BioDelivery Sciences International Inc, has completed enrollment of all patients required for its initial Phase 3 study of Clonidine Topical Gel for the treatment of painful diabetic neuropathy (PDN).

The Phase 3 trial is a multicentre, randomised, double-blind, placebo-controlled study to determine the efficacy and safety of Clonidine Topical Gel in the treatment of pain associated with PDN.  In the trial, referred to as the RHAPSODY Study, subjects are randomised to receive either Clonidine Topical Gel or a placebo gel.  One hundred and forty adult subjects have been randomized into the 12 week double-blind treatment phase of the study.  This is the first of two pivotal trials that would be required for submission of a New Drug Application (NDA) to the US Food and Drug Administration (US FDA).  FDA has granted Fast Track designation for the programme, which recognises the need of developing new therapies for this serious condition.

"We are very pleased with the rapid progression of this study, which we expect will allow for an independent interim analysis based on 50 per cent of the patients completed during the third quarter of this year  one quarter ahead of schedule," said Dr. Andrew Finn, executive vice president of product development.  "The expeditious enrollment of this study in part illustrates the significant unmet need that exists for new treatment options for patients suffering from painful diabetic neuropathy.  Based on the enrollment of this trial, and assuming no additional patients will be required following the interim analysis, we should have top-line study results by the end of the year."

BDSI met with representatives of the FDA on November 21, 2013 to discuss the proposed clinical development programme for Clonidine Topical Gel for the treatment of PDN.  The FDA agreed with the overall clinical programme proposed by BDSI, which includes two well controlled studies and one long-term safety study in patients suffering from PDN, the duration of treatment required for the safety assessment, the plan for data integration from prior and planned clinical studies and the interim analysis of the first pivotal trial.  BDSI is now rolling over patients from the first Phase 3 trial into the 12-month long-term safety study and anticipates starting the second pivotal study in the first quarter of next year.  The overall programme is being conducted in subjects demonstrating functional skin nociceptors, which is the population of patients that demonstrated a statistically significant difference compared to placebo on the primary efficacy endpoint in a previously conducted Phase 2 study.

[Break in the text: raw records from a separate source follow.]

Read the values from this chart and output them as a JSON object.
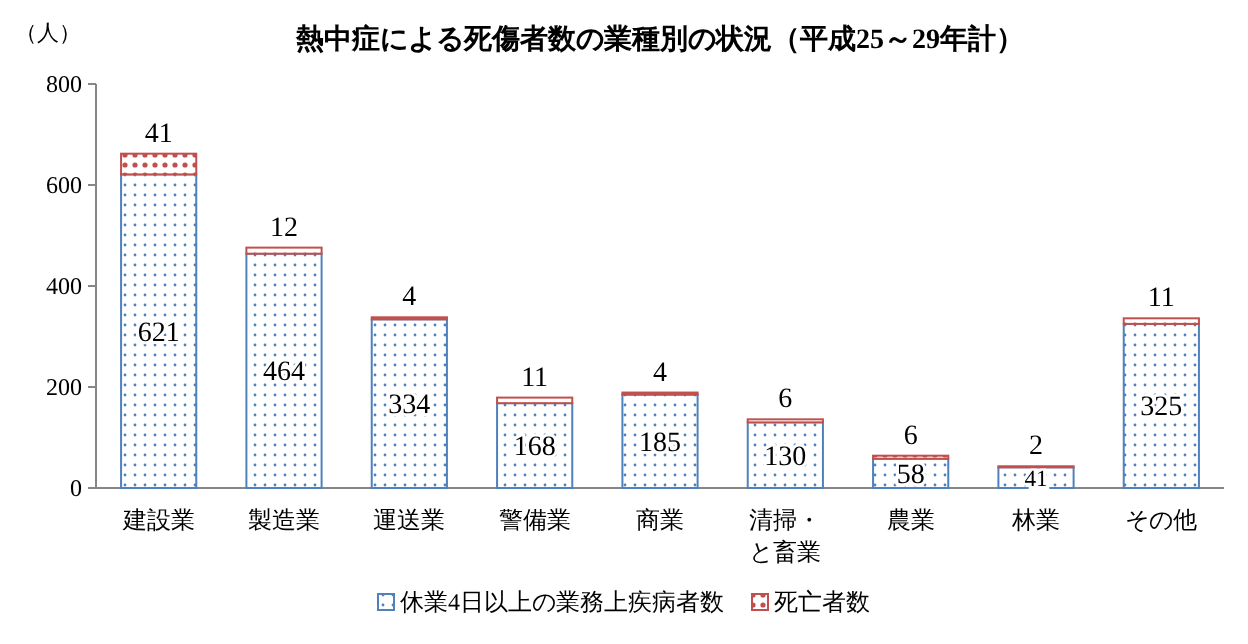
{
  "chart_data": {
    "type": "bar",
    "title": "熱中症による死傷者数の業種別の状況（平成25～29年計）",
    "ylabel": "（人）",
    "categories": [
      "建設業",
      "製造業",
      "運送業",
      "警備業",
      "商業",
      "清掃・と畜業",
      "農業",
      "林業",
      "その他"
    ],
    "stacked": true,
    "data_labels": true,
    "legend": "bottom",
    "grid": false,
    "ylim": [
      0,
      800
    ],
    "yticks": [
      0,
      200,
      400,
      600,
      800
    ],
    "series": [
      {
        "name": "休業4日以上の業務上疾病者数",
        "color": "#4f81bd",
        "values": [
          621,
          464,
          334,
          168,
          185,
          130,
          58,
          41,
          325
        ]
      },
      {
        "name": "死亡者数",
        "color": "#c0504d",
        "values": [
          41,
          12,
          4,
          11,
          4,
          6,
          6,
          2,
          11
        ]
      }
    ]
  }
}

Nearly 26 million people in the US have diabetes according to the American Diabetes Association. A substantial number of these people have peripheral neuropathy as manifest by impaired sensation and pain in the extremities, most often the feet.  Patients with PDN often experience debilitating pain symptoms that affect day-to-day functioning and quality of life.

BDSI is currently studying whether Clonidine Topical Gel can relieve pain caused by PDN by decreasing the abnormal hyper-excitability of skin nociceptors.  Currently available oral treatments are modestly effective in relieving symptoms and are limited by systemic side effects and drug interactions.  There are no topical products approved for the treatment of PDN.

Oral medications that are approved for the treatment of PDN include anticonvulsants such as Lyrica (pregabalin), the antidepressant Cymbalta (duloxetine) and the opioid Nucynta (tapentadol), with sales for the treatment of neuropathic pain totaling over $3 billion in the US according to Datamonitor.  BDSI believes that Clonidine Topical Gel offers a novel mechanism of action to the available therapies with a potentially improved safety and tolerability profile.  BDSI estimates annual peak sales potential for this product in excess of $300 million.  BDSI is the worldwide licensee of development and commercialisation rights to Clonidine Topical Gel for PDN under a licence with Arcion Therapeutics.